Bu masanın uzunluğu ne kadar?

(konuşma) uzun

(sıfat: Varlıkların ve kavramların (isimlerin) niteliklerini, sayılarını, ölçülerini belirtir.)
El discurso del catedrático fue tan prolongado que algunos estudiantes se durmieron.

(kediye) pist!

(ünlem: Üzüntü, sevinç, korku, kızgınlık, şaşkınlık gibi duyguları belirtir veya bir kimseyi çağırmak için kullanılır.)
¡No te frotes contra mis piernas mientras estoy cocinando! ¡Fuera!

çek git, git başımdan

(AR, UR)

(ünlem: Üzüntü, sevinç, korku, kızgınlık, şaşkınlık gibi duyguları belirtir veya bir kimseyi çağırmak için kullanılır.)
Estoy ocupado ahora - ¡tómatelas!

yavaç geçiş

(isim: Canlı cansız bütün varlıkları ve kavramları ifade eder.)

uzun ve boş

(konuşma, laf)

(sıfat: Varlıkların ve kavramların (isimlerin) niteliklerini, sayılarını, ölçülerini belirtir.)
El político dio un discurso vacío que no le decía realmente nada a nadie.

uzak mesafeli

(sıfat: Varlıkların ve kavramların (isimlerin) niteliklerini, sayılarını, ölçülerini belirtir.)
Es buena idea estirar las piernas de manera regular durante los vuelos de larga distancia.

kur yapmak

(fiil: Varlıkların ve kavramların (isimlerin) yapmış oldukları hareketleri, içinde bulundukları durumları, etkilendikleri işleri ifade eder.)
Henry no está siendo amigable, definitivamente está coqueteando.
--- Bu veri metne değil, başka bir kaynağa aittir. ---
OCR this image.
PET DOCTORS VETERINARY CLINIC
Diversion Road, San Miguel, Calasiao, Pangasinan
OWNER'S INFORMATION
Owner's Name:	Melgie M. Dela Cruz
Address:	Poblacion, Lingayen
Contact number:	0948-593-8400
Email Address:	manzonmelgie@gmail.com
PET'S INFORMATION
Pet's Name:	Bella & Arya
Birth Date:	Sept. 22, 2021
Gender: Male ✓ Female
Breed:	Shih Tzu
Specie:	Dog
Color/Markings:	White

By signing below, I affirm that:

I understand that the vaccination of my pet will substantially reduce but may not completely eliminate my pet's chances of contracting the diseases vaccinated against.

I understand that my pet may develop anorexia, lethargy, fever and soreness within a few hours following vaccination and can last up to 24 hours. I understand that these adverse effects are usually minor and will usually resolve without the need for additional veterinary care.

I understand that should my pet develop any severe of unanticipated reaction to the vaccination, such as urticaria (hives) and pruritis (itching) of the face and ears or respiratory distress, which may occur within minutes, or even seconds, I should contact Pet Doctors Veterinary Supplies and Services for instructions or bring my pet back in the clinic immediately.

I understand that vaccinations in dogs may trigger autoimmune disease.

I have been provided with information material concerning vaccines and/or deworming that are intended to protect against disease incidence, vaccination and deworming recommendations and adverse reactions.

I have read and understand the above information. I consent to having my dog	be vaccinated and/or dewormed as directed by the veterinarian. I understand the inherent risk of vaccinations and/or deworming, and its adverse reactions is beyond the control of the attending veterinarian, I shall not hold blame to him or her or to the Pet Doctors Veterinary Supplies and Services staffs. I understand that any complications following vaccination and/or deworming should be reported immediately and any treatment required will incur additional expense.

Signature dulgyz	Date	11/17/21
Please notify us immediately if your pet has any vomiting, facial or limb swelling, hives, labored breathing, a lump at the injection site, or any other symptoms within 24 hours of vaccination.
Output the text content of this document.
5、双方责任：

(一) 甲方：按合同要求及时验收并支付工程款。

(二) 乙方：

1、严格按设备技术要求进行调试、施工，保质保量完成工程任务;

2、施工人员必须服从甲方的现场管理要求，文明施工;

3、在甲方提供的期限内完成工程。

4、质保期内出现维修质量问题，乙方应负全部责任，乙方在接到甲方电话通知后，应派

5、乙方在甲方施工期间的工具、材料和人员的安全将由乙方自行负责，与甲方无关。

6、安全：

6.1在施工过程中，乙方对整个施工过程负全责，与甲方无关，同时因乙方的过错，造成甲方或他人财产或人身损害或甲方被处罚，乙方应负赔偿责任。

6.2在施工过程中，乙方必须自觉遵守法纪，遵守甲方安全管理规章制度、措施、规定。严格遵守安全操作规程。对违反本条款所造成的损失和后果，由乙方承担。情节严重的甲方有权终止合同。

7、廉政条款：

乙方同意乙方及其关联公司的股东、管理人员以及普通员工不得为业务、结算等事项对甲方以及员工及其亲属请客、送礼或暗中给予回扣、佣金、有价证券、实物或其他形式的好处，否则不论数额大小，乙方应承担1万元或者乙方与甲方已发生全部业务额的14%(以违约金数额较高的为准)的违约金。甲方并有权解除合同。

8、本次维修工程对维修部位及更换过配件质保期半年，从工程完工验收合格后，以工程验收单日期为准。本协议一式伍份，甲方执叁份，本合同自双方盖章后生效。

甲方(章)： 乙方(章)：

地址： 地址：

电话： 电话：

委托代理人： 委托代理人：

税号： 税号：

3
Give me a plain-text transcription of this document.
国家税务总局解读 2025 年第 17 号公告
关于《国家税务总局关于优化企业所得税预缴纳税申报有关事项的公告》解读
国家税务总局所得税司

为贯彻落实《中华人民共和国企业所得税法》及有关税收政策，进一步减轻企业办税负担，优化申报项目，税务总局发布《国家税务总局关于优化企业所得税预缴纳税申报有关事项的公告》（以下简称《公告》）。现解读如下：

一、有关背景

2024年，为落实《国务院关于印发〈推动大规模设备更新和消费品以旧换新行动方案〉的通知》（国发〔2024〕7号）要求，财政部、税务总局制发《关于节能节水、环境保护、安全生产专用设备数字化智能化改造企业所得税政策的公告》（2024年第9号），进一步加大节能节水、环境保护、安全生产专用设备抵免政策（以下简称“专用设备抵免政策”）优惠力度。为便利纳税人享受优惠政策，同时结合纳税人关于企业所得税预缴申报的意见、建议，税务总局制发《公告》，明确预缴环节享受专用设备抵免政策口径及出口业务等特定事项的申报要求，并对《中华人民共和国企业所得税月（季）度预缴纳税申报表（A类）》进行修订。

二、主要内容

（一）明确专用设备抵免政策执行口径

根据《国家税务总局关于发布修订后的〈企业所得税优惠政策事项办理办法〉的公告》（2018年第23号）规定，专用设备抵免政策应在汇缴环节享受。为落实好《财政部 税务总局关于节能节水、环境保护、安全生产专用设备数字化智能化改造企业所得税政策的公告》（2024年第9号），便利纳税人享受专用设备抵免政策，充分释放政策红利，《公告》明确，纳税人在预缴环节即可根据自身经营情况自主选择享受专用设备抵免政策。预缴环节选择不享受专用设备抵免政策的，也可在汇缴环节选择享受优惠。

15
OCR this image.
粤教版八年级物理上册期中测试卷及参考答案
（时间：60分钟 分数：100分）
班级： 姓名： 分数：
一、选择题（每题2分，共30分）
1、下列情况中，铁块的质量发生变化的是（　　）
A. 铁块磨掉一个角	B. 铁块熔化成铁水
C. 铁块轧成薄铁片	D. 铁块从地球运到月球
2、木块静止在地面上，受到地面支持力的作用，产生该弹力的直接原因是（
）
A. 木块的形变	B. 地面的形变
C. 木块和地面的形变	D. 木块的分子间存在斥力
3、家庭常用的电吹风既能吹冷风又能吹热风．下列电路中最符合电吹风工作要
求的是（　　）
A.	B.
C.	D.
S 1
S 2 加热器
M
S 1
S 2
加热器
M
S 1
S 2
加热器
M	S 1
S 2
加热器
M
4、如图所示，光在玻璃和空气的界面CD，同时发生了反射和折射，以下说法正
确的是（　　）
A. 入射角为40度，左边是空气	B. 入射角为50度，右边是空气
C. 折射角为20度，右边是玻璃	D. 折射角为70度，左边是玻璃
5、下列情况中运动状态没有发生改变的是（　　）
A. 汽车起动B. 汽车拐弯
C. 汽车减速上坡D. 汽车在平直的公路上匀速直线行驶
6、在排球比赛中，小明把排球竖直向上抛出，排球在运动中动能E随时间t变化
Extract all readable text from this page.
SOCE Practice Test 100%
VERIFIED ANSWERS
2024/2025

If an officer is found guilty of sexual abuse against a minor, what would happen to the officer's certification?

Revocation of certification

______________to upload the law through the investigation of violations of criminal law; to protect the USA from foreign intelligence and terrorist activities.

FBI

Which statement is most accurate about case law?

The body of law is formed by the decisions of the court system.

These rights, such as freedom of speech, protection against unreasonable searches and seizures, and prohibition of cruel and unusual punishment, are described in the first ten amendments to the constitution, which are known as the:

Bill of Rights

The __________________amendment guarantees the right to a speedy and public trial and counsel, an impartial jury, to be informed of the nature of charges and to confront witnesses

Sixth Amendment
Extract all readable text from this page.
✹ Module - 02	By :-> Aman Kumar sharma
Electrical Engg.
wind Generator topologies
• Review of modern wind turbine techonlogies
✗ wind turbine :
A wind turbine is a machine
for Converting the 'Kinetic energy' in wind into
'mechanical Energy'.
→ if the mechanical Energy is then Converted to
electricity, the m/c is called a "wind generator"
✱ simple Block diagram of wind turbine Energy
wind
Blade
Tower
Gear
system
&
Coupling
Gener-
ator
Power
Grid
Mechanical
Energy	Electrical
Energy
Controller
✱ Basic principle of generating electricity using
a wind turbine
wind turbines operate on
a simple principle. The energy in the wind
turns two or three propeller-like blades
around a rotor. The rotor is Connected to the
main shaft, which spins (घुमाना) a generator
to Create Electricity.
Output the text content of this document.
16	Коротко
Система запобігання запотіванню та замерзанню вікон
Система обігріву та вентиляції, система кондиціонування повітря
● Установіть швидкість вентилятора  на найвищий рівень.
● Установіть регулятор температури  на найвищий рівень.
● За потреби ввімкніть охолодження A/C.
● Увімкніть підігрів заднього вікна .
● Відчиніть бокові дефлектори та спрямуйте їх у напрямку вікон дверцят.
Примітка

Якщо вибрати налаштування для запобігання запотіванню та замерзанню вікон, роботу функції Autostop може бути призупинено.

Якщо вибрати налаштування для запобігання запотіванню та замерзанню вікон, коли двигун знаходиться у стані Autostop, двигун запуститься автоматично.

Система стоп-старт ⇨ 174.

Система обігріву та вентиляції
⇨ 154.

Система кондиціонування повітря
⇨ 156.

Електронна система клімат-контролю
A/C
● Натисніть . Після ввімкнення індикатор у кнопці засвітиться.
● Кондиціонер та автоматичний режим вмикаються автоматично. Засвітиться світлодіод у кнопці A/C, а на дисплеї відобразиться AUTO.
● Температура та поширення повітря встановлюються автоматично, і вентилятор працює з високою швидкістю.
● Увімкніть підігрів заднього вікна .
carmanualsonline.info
nefes vermek, soluk vermek

locución verbal

(fiil: Varlıkların ve kavramların (isimlerin) yapmış oldukları hareketleri, içinde bulundukları durumları, etkilendikleri işleri ifade eder.)
El médico le pidió al paciente que largara el aire lentamente.

söylemek

expresión (coloquial)

(fiil: Varlıkların ve kavramların (isimlerin) yapmış oldukları hareketleri, içinde bulundukları durumları, etkilendikleri işleri ifade eder.)
Sabía que tarde o temprano largaría el rollo.

yediklerini çıkartmak

locución verbal (AR, vulgar)

(fiil: Varlıkların ve kavramların (isimlerin) yapmış oldukları hareketleri, içinde bulundukları durumları, etkilendikleri işleri ifade eder.)
Cuando estoy enfermo, largo todos los chanchos.

İspanyolca öğrenelim

Artık largo'ün İspanyolca içindeki anlamı hakkında daha fazla bilgi sahibi olduğunuza göre, seçilen örnekler aracılığıyla bunların nasıl kullanılacağını ve nasıl yapılacağını öğrenebilirsiniz. onları okuyun. Ve önerdiğimiz ilgili kelimeleri öğrenmeyi unutmayın. Web sitemiz sürekli olarak yeni kelimeler ve yeni örneklerle güncellenmektedir, böylece bilmediğiniz diğer kelimelerin anlamlarını İspanyolca içinde arayabilirsiniz.

largo ile ilgili kelimeler

İspanyolca hakkında bilginiz var mı

İspanyolca (español), Castilla olarak da bilinir, Roman dillerinin İber-Romantik grubunun bir dilidir ve bazı kaynaklara göre dünyanın en yaygın 4. dilidir, diğerleri ise onu listeler. en yaygın 2. veya 3. dil olarak. Yaklaşık 352 milyon kişinin ana dilidir ve konuşmacılarını dil olarak eklerken 417 milyon kişi tarafından konuşulmaktadır. alt (1999'da tahmin edilmektedir) İspanyolca ve Portekizce çok benzer gramer ve kelime hazinesi; bu iki dilin benzer kelime dağarcığının sayısı %89'a kadar çıkmaktadır.İspanyolca dünya çapında 20 ülkenin ana dilidir.İspanyolcayı konuşan toplam kişi sayısının 470 ile 500 milyon arasında olduğu tahmin edilmektedir. ana dili konuşanların sayısına göre dünyada en çok konuşulan ikinci dil.